The Borgata casino in Atlantic City is seeking $15.5 million from Phil Ivey after a federal judge ruled last month that the poker player was in breach of his contract with the casino during four sessions of mini-baccarat in 2012.
Ivey and his accomplice Cheng Yin Sun “won” $9.6 million using a practice known as edge-sorting, in which a player can turn the odds in their favor by identifying tiny discrepancies in symmetry on the backs of cards.
Ivey and Sun have never denied edge-sorting but claim they won the games without cheating, using skill. The Borgata disagreed and sued for its money back, claiming fraud.
$249,000 in Comps
Last month’s judicial decision cleared the pair of fraud but ruled that they were in breach of contract with the Borgata. The judge also said they had violated New Jersey’s Casino Control Act by adjusting the odds of baccarat in their favor.
The Borgata was asked to submit a new brief outlining damages resulting from the breach of contract and its preferred judgement. In the brief, filed to the court on Wednesday, the casino says, firstly, it wants the disputed funds returned.
This has become a larger figure of $10.1 million, presumably because it includes interest.

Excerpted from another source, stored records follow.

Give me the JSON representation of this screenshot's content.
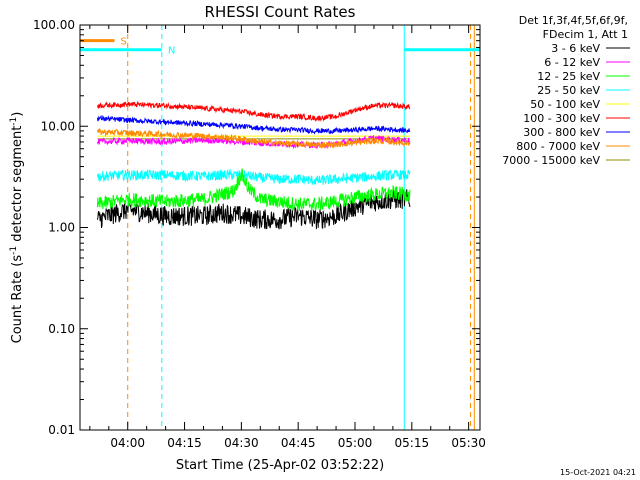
{
  "chart_data": {
    "type": "line",
    "title": "RHESSI Count Rates",
    "xlabel": "Start Time (25-Apr-02 03:52:22)",
    "ylabel_main": "Count Rate (s",
    "ylabel_sup": "-1",
    "ylabel_tail": " detector segment",
    "ylabel_sup2": "-1",
    "ylabel_close": ")",
    "yscale": "log",
    "ylim": [
      0.01,
      100
    ],
    "xlim_minutes": [
      227.4,
      333.0
    ],
    "grid": false,
    "legend_placement": "outside-right",
    "legend_header": [
      "Det 1f,3f,4f,5f,6f,9f,",
      "FDecim 1, Att 1"
    ],
    "x_ticks": [
      {
        "label": "04:00",
        "minutes": 240
      },
      {
        "label": "04:15",
        "minutes": 255
      },
      {
        "label": "04:30",
        "minutes": 270
      },
      {
        "label": "04:45",
        "minutes": 285
      },
      {
        "label": "05:00",
        "minutes": 300
      },
      {
        "label": "05:15",
        "minutes": 315
      },
      {
        "label": "05:30",
        "minutes": 330
      }
    ],
    "y_ticks": [
      {
        "label": "100.00",
        "value": 100
      },
      {
        "label": "10.00",
        "value": 10
      },
      {
        "label": "1.00",
        "value": 1
      },
      {
        "label": "0.10",
        "value": 0.1
      },
      {
        "label": "0.01",
        "value": 0.01
      }
    ],
    "series": [
      {
        "name": "3 - 6 keV",
        "color": "#000000",
        "x_minutes": [
          232.0,
          240.0,
          250.0,
          260.0,
          265.0,
          270.0,
          275.0,
          280.0,
          285.0,
          290.0,
          295.0,
          300.0,
          305.0,
          310.0,
          314.5
        ],
        "y": [
          1.2,
          1.5,
          1.3,
          1.3,
          1.4,
          1.3,
          1.2,
          1.2,
          1.3,
          1.2,
          1.3,
          1.6,
          1.8,
          1.9,
          1.9
        ]
      },
      {
        "name": "6 - 12 keV",
        "color": "#ff00ff",
        "x_minutes": [
          232.0,
          240.0,
          250.0,
          260.0,
          265.0,
          270.0,
          275.0,
          280.0,
          285.0,
          290.0,
          295.0,
          300.0,
          305.0,
          310.0,
          314.5
        ],
        "y": [
          7.0,
          7.2,
          7.0,
          7.3,
          7.2,
          7.0,
          6.8,
          6.7,
          6.6,
          6.5,
          6.7,
          7.2,
          7.6,
          7.4,
          7.2
        ]
      },
      {
        "name": "12 - 25 keV",
        "color": "#00ff00",
        "x_minutes": [
          232.0,
          240.0,
          250.0,
          260.0,
          268.0,
          270.0,
          272.0,
          275.0,
          280.0,
          285.0,
          290.0,
          295.0,
          300.0,
          305.0,
          310.0,
          314.5
        ],
        "y": [
          1.7,
          1.9,
          1.8,
          1.9,
          2.3,
          3.4,
          2.4,
          1.9,
          1.8,
          1.7,
          1.7,
          1.8,
          2.0,
          2.1,
          2.2,
          2.1
        ]
      },
      {
        "name": "25 - 50 keV",
        "color": "#00ffff",
        "x_minutes": [
          232.0,
          240.0,
          250.0,
          260.0,
          265.0,
          270.0,
          275.0,
          280.0,
          285.0,
          290.0,
          295.0,
          300.0,
          305.0,
          310.0,
          314.5
        ],
        "y": [
          3.2,
          3.3,
          3.3,
          3.2,
          3.3,
          3.3,
          3.1,
          3.0,
          3.0,
          2.9,
          3.0,
          3.1,
          3.2,
          3.3,
          3.3
        ]
      },
      {
        "name": "50 - 100 keV",
        "color": "#ffff00",
        "x_minutes": [
          232.0,
          314.5
        ],
        "y": [
          8.0,
          8.0
        ]
      },
      {
        "name": "100 - 300 keV",
        "color": "#ff0000",
        "x_minutes": [
          232.0,
          240.0,
          250.0,
          260.0,
          265.0,
          270.0,
          275.0,
          280.0,
          285.0,
          290.0,
          295.0,
          300.0,
          305.0,
          310.0,
          314.5
        ],
        "y": [
          16.0,
          16.5,
          16.0,
          15.0,
          14.5,
          14.0,
          13.0,
          12.5,
          12.5,
          12.0,
          12.5,
          14.5,
          16.0,
          16.0,
          15.5
        ]
      },
      {
        "name": "300 - 800 keV",
        "color": "#0000ff",
        "x_minutes": [
          232.0,
          240.0,
          250.0,
          260.0,
          265.0,
          270.0,
          275.0,
          280.0,
          285.0,
          290.0,
          295.0,
          300.0,
          305.0,
          310.0,
          314.5
        ],
        "y": [
          12.0,
          11.5,
          11.0,
          10.5,
          10.3,
          10.0,
          9.6,
          9.3,
          9.2,
          9.0,
          9.0,
          9.2,
          9.5,
          9.3,
          9.0
        ]
      },
      {
        "name": "800 - 7000 keV",
        "color": "#ff8c00",
        "x_minutes": [
          232.0,
          240.0,
          250.0,
          260.0,
          265.0,
          270.0,
          275.0,
          280.0,
          285.0,
          290.0,
          295.0,
          300.0,
          305.0,
          310.0,
          314.5
        ],
        "y": [
          8.8,
          8.6,
          8.3,
          8.0,
          7.8,
          7.5,
          7.0,
          6.8,
          6.7,
          6.5,
          6.6,
          6.9,
          7.2,
          7.0,
          6.8
        ]
      },
      {
        "name": "7000 - 15000 keV",
        "color": "#8b8b00",
        "x_minutes": [
          232.0,
          314.5
        ],
        "y": [
          7.5,
          7.5
        ]
      }
    ],
    "flags": [
      {
        "label": "S",
        "color": "#ff8c00",
        "level": 70,
        "from_minutes": 227.4,
        "to_minutes": 236.5
      },
      {
        "label": "N",
        "color": "#00ffff",
        "level": 57,
        "from_minutes": 227.4,
        "to_minutes": 249.0
      }
    ],
    "after_flag": {
      "color": "#00ffff",
      "level": 57,
      "from_minutes": 313.0,
      "to_minutes": 333.0
    },
    "vertical_markers": [
      {
        "color": "#00ffff",
        "style": "solid",
        "minutes": 227.4
      },
      {
        "color": "#ff8c00",
        "style": "dashed",
        "minutes": 240.0
      },
      {
        "color": "#00ffff",
        "style": "dashed",
        "minutes": 249.0
      },
      {
        "color": "#00ffff",
        "style": "solid",
        "minutes": 313.0
      },
      {
        "color": "#ff8c00",
        "style": "dashed",
        "minutes": 330.5
      },
      {
        "color": "#ff8c00",
        "style": "solid",
        "minutes": 331.5
      }
    ]
  },
  "footer": {
    "timestamp": "15-Oct-2021 04:21"
  }
}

The Borgata is also seeking $249,000 on top of that, which represents the players’ comps during the four sessions. Either some private jets were involved or they were drinking Chateau Margaux by the bath-load.
And lastly, it’s also claiming something called “expectation damages,” to the tune of $5.4 million. This is a bold one: the Borgata believes that had Ivey and Sun been playing the sessions without edge-sorting they would have lost $5.4 million, according to the expected value of the mathematical house edge.
In April 2012, Ivey played 1,180 hands with an average bet of $25,000.
In May 2012, it’s 4,215 hands with an average bet of $36,000.
In July 2012, it’s 1,373 hands with an average bet of $93,000.
In Oct. 2012, it’s 1,850 hands with an average bet of $96,000.
The Borgata will have a hard time justifying this one, since it’s unlikely that Ivey and Sun would have been playing the games without their edge, at least for the above stakes.
And since Ivey and Sun were edge-sorting, the casino is essentially claiming losses that don’t exist on a game that was never played, and we can’t imagine that sits well with New Jersey’s Casino Control Act either.
The likelihood, of course, is that the Borgata isn’t expecting to receive its expectation damages but is simply bidding as high as it possibly can in an attempt to guarantee the highest possible settlement.
Ivey and Sun’s legal team has 20 days to respond to the Borgata brief.